How does one write the mathematical formula for conv1d used in PyTorch, including parameters like stride length and padding?

For instance, I can write

import torch

input1d = torch.tensor([[[1,2,3,4,5]]])
filter1d = torch.tensor([[[4,3]]])

torch.nn.functional.conv1d(input1d, filter1d)

Output:

tensor([[[10, 17, 24, 31]]])

This is equivalent to

torch.einsum("abcd,abd->abc", input1d.unfold(2,2,1), filter1d)

How does this translate to mathematical operations? I am particularly uncertain about input1d.unfold(2,2,1).

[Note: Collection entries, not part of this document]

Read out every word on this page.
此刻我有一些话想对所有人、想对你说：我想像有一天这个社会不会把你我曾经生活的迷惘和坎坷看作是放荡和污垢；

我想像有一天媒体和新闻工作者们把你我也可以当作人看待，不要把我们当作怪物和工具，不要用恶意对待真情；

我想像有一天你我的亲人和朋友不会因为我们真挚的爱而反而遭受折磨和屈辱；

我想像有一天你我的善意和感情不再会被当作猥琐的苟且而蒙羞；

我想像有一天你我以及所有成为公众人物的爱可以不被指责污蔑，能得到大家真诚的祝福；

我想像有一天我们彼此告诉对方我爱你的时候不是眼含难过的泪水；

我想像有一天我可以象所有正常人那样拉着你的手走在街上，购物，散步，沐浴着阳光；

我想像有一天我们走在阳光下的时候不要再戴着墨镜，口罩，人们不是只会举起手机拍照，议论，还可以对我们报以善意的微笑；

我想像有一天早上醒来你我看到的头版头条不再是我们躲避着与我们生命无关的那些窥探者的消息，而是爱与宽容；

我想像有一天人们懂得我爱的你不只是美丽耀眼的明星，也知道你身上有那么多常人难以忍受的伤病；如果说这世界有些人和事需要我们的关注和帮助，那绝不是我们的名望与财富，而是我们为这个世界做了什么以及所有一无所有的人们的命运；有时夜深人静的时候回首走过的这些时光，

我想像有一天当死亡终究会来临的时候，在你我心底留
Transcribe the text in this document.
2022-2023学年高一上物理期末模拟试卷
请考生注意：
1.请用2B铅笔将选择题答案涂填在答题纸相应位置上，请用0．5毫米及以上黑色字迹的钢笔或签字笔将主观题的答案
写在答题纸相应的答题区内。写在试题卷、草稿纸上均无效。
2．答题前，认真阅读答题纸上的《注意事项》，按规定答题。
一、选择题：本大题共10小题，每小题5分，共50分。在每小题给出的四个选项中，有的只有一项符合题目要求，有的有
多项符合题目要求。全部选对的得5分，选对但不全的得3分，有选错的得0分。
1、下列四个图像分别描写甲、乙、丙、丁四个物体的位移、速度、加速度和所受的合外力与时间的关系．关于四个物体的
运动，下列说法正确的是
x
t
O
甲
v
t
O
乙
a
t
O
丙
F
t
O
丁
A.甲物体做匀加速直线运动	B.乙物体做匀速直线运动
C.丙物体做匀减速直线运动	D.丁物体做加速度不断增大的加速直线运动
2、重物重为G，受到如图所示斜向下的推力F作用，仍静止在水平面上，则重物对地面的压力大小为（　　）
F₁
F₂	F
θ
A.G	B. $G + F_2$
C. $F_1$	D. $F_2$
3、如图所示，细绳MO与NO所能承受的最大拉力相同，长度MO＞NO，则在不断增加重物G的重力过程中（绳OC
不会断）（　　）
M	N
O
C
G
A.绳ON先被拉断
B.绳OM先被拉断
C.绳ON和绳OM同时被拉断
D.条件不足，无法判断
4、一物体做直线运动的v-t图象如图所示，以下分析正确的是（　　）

I have the following, but I am quite sure it is incorrect $$ x = \mathrm{input1d} \in \mathbb{R}^{1 \times 1 \times 5} \\ w = \mathrm{filter1d} \in \mathbb{R}^{1 \times 1 \times 2} \\ \int_{-\infty}^{\infty} \sum_{d} x_{abcd}\,w_{abd} $$

Answer 1

So a few things here:

Firstly, it is worth mentioning for the sake of transparency that torch.nn.functional.conv1d is more strictly cross-correlation rather than convolution, which involves flipping the filter, in a more broad usage. However, for CNN applications, the distinction is not important, and so the term convolution is overwhelmingly overloaded to mean cross-correlation (no flip).

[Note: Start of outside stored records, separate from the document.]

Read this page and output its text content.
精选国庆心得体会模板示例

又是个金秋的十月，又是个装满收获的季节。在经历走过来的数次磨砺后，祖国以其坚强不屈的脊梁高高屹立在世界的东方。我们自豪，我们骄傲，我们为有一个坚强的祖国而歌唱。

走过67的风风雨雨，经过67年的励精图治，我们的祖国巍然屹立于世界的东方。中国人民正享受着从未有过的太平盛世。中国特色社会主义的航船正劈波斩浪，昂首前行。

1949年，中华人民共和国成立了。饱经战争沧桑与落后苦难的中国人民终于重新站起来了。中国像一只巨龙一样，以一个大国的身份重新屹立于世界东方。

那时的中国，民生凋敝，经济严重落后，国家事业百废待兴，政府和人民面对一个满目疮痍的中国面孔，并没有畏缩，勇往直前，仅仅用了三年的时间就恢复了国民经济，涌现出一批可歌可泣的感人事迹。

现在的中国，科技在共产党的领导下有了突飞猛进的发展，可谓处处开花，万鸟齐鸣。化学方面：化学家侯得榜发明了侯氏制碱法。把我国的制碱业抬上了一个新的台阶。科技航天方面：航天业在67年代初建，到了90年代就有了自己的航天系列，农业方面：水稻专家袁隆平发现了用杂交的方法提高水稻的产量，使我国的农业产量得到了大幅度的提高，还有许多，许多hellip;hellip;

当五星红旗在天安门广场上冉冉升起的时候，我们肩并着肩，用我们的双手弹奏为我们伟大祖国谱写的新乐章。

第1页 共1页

The second thing that is worth mentioning is that ``mathematical operations'' can mean a few things as well. A relatively straightforward approach would be using

$$(\vec{a}\star\vec{b})[i] = \vec{a}\left[i:i+\text{len}(\vec{b})\right]\cdot \vec{b}$$

where $\vec{a}\star\vec{b}$ is the desired result of cross-correlating $\vec{a}$ and $\vec{b}$ (given as a vector-describing function $\vec{a}\star\vec{b}:\mathbb{Z} \rightarrow\mathbb{R}$ that maps the vector indices in $\mathbb{Z}$ to results in $\mathbb{R}$). $:$ and $\cdot$ are range-indexing and dot product operations, which can be broken down into summation notation as desired.

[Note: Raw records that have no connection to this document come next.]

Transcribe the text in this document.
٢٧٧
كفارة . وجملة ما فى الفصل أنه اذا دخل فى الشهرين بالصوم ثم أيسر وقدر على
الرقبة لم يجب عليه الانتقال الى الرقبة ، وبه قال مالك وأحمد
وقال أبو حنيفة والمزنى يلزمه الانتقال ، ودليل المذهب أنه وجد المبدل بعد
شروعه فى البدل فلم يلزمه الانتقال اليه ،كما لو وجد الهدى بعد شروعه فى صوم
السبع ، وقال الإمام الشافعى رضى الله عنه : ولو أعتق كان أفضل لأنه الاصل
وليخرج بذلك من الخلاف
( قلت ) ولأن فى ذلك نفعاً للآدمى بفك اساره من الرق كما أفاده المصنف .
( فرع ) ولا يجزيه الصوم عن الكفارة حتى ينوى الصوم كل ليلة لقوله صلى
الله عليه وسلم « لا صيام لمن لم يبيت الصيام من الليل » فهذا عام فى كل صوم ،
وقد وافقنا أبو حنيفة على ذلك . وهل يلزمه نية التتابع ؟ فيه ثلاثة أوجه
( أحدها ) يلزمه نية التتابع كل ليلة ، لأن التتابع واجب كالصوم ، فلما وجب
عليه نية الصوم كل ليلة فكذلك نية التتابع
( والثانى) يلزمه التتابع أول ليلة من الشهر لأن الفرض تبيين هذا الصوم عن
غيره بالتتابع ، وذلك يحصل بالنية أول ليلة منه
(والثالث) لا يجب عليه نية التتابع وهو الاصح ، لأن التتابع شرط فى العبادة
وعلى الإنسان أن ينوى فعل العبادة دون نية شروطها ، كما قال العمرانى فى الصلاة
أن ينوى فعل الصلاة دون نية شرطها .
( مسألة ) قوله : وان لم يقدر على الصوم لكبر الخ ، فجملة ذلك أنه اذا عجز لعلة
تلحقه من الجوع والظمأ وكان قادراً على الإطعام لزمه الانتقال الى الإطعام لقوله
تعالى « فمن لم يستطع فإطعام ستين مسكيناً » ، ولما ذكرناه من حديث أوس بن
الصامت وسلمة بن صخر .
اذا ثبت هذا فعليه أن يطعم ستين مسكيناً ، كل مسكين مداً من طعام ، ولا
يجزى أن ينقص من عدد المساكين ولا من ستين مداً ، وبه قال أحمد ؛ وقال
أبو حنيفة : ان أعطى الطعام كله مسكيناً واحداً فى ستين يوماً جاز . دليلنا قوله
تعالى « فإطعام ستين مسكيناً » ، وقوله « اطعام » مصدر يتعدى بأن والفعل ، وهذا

Incorporating stride, this is

$$\text{corr}(\vec{a}, \vec{b}, \text{stride})[i] = \vec{a}\left[i\cdot\text{stride}:i\cdot\text{stride}+\text{len}(\vec{b})\right]\cdot \vec{b}$$

After breaking this down into summation notation, you should be able to extend the dot product operation to consider padded zeros (or more precisely, only sum/multiply existing elements). I will circle back to address this and your question involving matrix multiplication and reindexing when I'm free from work.